Prêt non RAPPORTÉ à l’héritage
Le rapport des donations est la technique qui permet de maintenir l’égalité entre les frères et soeurs lors de la succession de leurs parents. Ce qui a été antérieurement donné à l’un ou à l’autre est considéré en principe comme une avance sur la succession, et l’héritier qui avait bénéficié de la donation voit sa part d’héritage diminuée pour en tenir compte.

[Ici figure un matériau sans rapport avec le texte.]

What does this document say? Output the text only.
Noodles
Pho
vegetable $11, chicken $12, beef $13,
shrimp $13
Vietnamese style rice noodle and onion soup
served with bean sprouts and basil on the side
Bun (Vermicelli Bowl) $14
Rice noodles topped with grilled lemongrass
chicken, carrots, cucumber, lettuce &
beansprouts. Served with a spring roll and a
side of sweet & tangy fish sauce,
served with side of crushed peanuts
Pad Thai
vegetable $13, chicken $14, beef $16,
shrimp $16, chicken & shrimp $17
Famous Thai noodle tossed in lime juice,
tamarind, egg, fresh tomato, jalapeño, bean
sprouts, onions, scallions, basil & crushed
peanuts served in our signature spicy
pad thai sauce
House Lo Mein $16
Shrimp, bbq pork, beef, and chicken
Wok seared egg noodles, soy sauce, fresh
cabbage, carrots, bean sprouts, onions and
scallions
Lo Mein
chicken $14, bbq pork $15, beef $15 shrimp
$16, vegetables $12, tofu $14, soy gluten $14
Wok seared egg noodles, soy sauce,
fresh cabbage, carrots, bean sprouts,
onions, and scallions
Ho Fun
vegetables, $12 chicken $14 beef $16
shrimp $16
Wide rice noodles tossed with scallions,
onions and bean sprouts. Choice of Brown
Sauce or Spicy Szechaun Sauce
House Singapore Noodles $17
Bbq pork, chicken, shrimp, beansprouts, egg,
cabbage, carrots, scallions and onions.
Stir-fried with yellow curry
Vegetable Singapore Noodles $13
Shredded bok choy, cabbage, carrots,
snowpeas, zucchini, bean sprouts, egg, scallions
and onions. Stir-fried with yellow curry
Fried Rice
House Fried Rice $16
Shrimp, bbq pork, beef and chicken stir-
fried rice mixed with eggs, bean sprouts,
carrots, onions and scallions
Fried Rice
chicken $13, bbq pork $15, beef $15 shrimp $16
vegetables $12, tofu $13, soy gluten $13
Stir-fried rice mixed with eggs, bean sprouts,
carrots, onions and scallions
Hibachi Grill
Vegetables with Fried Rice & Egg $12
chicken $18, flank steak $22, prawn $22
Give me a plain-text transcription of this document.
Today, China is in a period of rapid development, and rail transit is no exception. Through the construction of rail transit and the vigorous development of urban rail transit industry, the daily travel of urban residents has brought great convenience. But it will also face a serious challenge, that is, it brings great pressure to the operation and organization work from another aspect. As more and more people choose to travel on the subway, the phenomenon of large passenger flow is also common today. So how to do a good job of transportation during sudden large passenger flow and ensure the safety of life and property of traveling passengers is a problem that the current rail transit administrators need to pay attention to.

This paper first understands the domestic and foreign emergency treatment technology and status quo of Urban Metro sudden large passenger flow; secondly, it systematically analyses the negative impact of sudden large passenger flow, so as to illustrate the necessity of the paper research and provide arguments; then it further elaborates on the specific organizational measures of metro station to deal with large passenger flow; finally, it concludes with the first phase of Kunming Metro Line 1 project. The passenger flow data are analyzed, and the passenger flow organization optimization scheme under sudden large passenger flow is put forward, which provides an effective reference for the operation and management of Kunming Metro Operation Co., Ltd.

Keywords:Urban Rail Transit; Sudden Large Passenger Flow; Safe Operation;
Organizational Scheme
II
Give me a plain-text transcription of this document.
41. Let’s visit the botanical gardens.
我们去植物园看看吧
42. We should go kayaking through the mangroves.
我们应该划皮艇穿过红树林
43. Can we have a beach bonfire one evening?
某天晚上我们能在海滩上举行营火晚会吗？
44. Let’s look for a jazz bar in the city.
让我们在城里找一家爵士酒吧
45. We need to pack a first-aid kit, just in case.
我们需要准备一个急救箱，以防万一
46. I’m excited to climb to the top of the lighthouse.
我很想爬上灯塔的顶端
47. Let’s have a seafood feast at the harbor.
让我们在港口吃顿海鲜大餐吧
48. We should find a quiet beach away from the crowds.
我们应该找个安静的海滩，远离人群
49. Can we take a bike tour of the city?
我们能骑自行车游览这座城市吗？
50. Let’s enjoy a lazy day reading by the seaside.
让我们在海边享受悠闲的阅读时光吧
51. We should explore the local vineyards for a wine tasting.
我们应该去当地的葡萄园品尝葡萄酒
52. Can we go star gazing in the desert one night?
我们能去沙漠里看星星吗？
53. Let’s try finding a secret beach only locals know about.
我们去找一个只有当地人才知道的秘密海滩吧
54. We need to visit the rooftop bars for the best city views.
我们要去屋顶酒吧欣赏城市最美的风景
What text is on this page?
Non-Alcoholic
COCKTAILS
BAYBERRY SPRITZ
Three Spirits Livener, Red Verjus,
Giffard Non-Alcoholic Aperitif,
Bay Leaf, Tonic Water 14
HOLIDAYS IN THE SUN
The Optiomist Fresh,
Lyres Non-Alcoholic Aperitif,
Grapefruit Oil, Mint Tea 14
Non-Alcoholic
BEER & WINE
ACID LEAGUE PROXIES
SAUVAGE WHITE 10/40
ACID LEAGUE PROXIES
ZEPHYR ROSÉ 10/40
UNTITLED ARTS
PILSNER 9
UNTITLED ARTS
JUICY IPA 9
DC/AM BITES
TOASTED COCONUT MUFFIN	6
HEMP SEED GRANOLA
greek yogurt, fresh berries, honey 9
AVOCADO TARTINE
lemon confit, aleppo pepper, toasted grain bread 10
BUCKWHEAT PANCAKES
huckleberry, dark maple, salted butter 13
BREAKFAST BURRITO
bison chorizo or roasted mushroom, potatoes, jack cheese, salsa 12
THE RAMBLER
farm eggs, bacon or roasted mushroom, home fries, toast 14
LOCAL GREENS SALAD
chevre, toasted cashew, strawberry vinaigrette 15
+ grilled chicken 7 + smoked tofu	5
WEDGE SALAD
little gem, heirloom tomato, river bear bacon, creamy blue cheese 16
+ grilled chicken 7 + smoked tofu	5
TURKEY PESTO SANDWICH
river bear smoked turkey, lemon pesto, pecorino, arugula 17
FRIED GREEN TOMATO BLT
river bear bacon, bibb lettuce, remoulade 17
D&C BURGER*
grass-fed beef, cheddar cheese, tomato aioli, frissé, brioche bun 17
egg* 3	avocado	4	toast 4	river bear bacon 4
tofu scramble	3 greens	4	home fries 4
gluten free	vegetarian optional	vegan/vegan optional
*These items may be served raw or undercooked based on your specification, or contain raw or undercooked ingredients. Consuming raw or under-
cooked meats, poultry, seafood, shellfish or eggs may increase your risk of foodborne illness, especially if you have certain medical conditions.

Mais quid dans le cas où ce n’est pas une donation en bonne et due forme qui a été consentie, mais un avantage tel que la mise à disposition d’un logement, sans loyer en contrepartie ? Il s’agit bien, objectivement, d’un avantage indirect, puisque l’héritier qui en a bénéficié a pu économiser les loyers qu’il aurait dû verser s’il s’était logé par ses propres moyens. La Cour de cassation avait d’abord admis que le bénéficiaire de l’avantage en doit compte à ses cohéritiers (décision du 8 novembre 2005).
Mais elle a par la suite modifié sa jurisprudence, en exigeant que les héritiers qui demandent le rapport de l’avantage prouvent l’intention libérale de leurs parents (plusieurs décisions du 18 janvier 2012). Preuve très difficile à apporter en pratique. Plus récemment, la Cour de cassation a jugé que dans ce cas de figure, il y avait un prêt à usage, c’est-à-dire un « contrat de service gratuit », qui confère seulement un droit d’occupation du logement mais n’opère aucun transfert d’un droit patrimonial au profit du bénéficiaire, notamment de propriété sur les logements ou ses fruits et revenus (loyers),
« de sorte qu’il n’en résulte aucun appauvrissement du prêteur ». Ce contrat
(prêt à usage, commodat) « est incompatible avec la qualification d’avantage indirect rapportable » (décision du 11 octobre
2017). Dans l’affaire concernée, l’occupation avait duré presque 11 ans.